Concurrent Medication:

Required:

- Patients completing ACTG 306 who remain on blinded therapy through the extension
period or

- Patients on stable (6 months or greater) ddI/3TC or d4T/3TC combination therapy who
have plasma HIV-1 levels higher than 500 copies/ml by the Amplicor HIV-1 Monitor
Assay.

Allowed following contact with Protocol Pharmacologist:

- Diltiazem, nifedipine, phenytoin, and warfarin.

Patients must have:

- Absolute CD4 count of 200 cells/mm3 or greater.

- HIV-1 RNA levels greater than 500 copies/ml by the Amplicor HIV-1 Monitor assay. NOTE:

- This is a requirement for those receiving study medication. [AS PER AMENDMENT
12/19/97:

- HIV-1 infection must be documented by any licensed ELISA test kit and confirmed by
either Western blot, HIV culture, HIV antigen, plasma HIV RNA, or a second antibody
test by a method other than ELISA at any time prior to entry.]

- Signed, informed consent from a parent or legal guardian for patients under 18 years
of age.

- Life expectancy of at least 24 weeks.

Exclusion Criteria

Co-existing Condition:

Patients with the following symptoms or conditions are excluded:

- Unexplained temperature of 38.5 C or higher for 7 consecutive days, or chronic
diarrhea defined as more than 3 liquid stools per day persisting for 15 days, within
30 days prior to study entry.

- Proven or suspected acute hepatitis within 30 days prior to study entry.

- Malignancy that requires systemic chemotherapy. NOTE:Patients with minimal Kaposi's
sarcoma (KS) fewer than 5 cutaneous lesions and no visceral disease or
tumor-associated edema) are allowed to enroll provided that they do not require
systemic therapy.

Concurrent Medication:

Excluded:

- Concurrent ZDV (for patients other than those rolling over from ACTG 306).

- Any experimental antiretroviral agents or other experimental therapies.

- Acute therapy for an infection or other medical illnesses within 14 days prior to
study entry.

- Recombinant erythropoietin (rEPO), G-CSF, or GM-CSF within 30 days prior to study
entry.

- Interferons, interleukins, or HIV vaccines within 30 days prior to study entry.

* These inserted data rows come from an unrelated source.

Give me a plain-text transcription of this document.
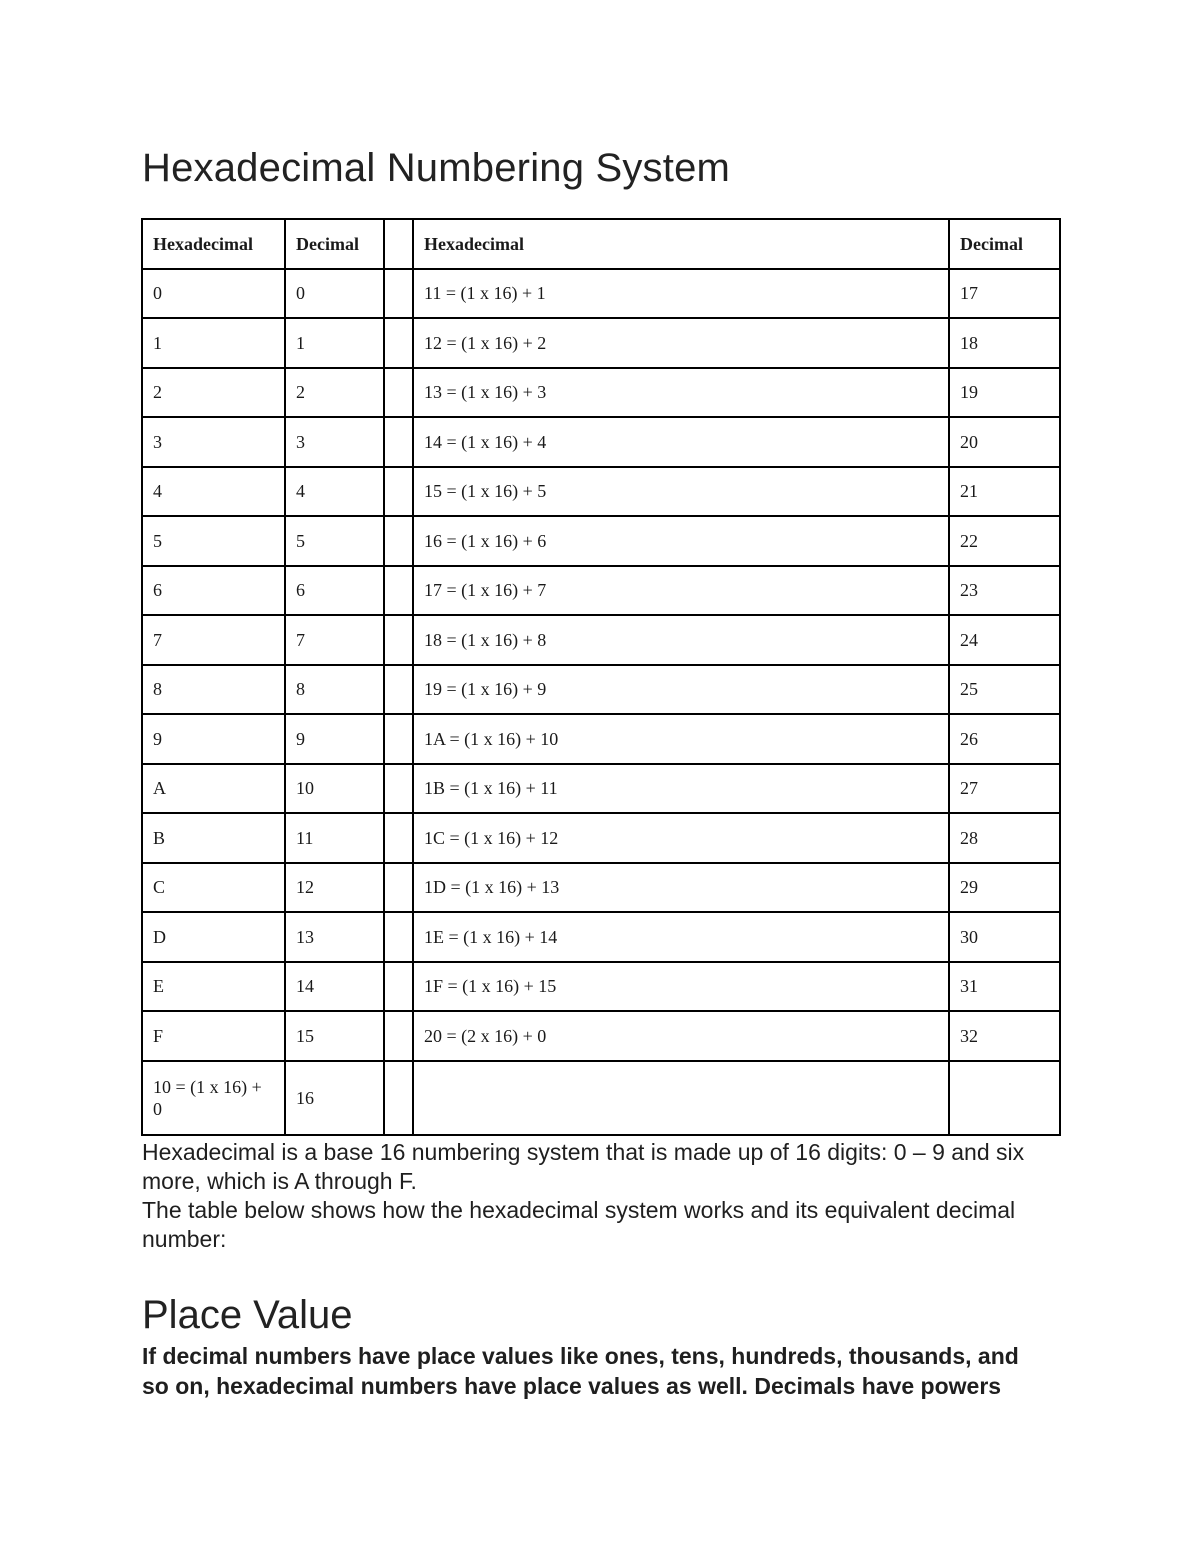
Hexadecimal Numbering System
Hexadecimal	Decimal		Hexadecimal	Decimal
0	0		11 = (1 x 16) + 1	17
1	1		12 = (1 x 16) + 2	18
2	2		13 = (1 x 16) + 3	19
3	3		14 = (1 x 16) + 4	20
4	4		15 = (1 x 16) + 5	21
5	5		16 = (1 x 16) + 6	22
6	6		17 = (1 x 16) + 7	23
7	7		18 = (1 x 16) + 8	24
8	8		19 = (1 x 16) + 9	25
9	9		1A = (1 x 16) + 10	26
A	10		1B = (1 x 16) + 11	27
B	11		1C = (1 x 16) + 12	28
C	12		1D = (1 x 16) + 13	29
D	13		1E = (1 x 16) + 14	30
E	14		1F = (1 x 16) + 15	31
F	15		20 = (2 x 16) + 0	32
10 = (1 x 16) + 0	16			

Hexadecimal is a base 16 numbering system that is made up of 16 digits: 0 – 9 and six more, which is A through F.

The table below shows how the hexadecimal system works and its equivalent decimal number:

Place Value

If decimal numbers have place values like ones, tens, hundreds, thousands, and so on, hexadecimal numbers have place values as well. Decimals have powers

- Rifampin, rifabutin, cisapride, triazolam, midazolam, terfenadine, astemizole, or
loratadine, within 14 days prior to study entry.

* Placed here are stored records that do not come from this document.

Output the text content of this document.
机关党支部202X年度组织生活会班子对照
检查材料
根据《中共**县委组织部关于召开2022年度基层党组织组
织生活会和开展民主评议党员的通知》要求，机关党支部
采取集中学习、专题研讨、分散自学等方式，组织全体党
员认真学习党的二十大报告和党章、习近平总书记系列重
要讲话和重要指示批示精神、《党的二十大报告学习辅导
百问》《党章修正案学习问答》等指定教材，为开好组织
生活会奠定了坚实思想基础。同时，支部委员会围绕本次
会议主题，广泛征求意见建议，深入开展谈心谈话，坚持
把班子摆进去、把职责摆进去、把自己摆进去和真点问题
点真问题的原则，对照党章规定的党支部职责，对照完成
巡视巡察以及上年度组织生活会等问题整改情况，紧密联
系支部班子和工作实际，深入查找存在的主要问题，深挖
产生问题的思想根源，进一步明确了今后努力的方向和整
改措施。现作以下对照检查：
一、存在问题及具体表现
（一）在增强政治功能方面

Patients with the following prior conditions are excluded:

- History of acute or chronic pancreatitis.

- History of Grade 2 or higher bilateral peripheral neuropathy. [AS PER AMENDMENT
12/19/97: Patients with Grade 2 or 3 peripheral neuropathy due to current use of
ddI/3TC or d4T/3TC and who have a screening viral load above 500 copies/ml are
eligible as they will be randomized to a regimen that does not contain an agent
associated with peripheral neuropathy toxicity.]

Prior Medication:

Excluded:

- Prior NNRTI or protease inhibitor therapy.

- Prior ZDV (for patients other than those rolling over from ACTG 306).

- Previous induction or maintenance therapy with foscarnet.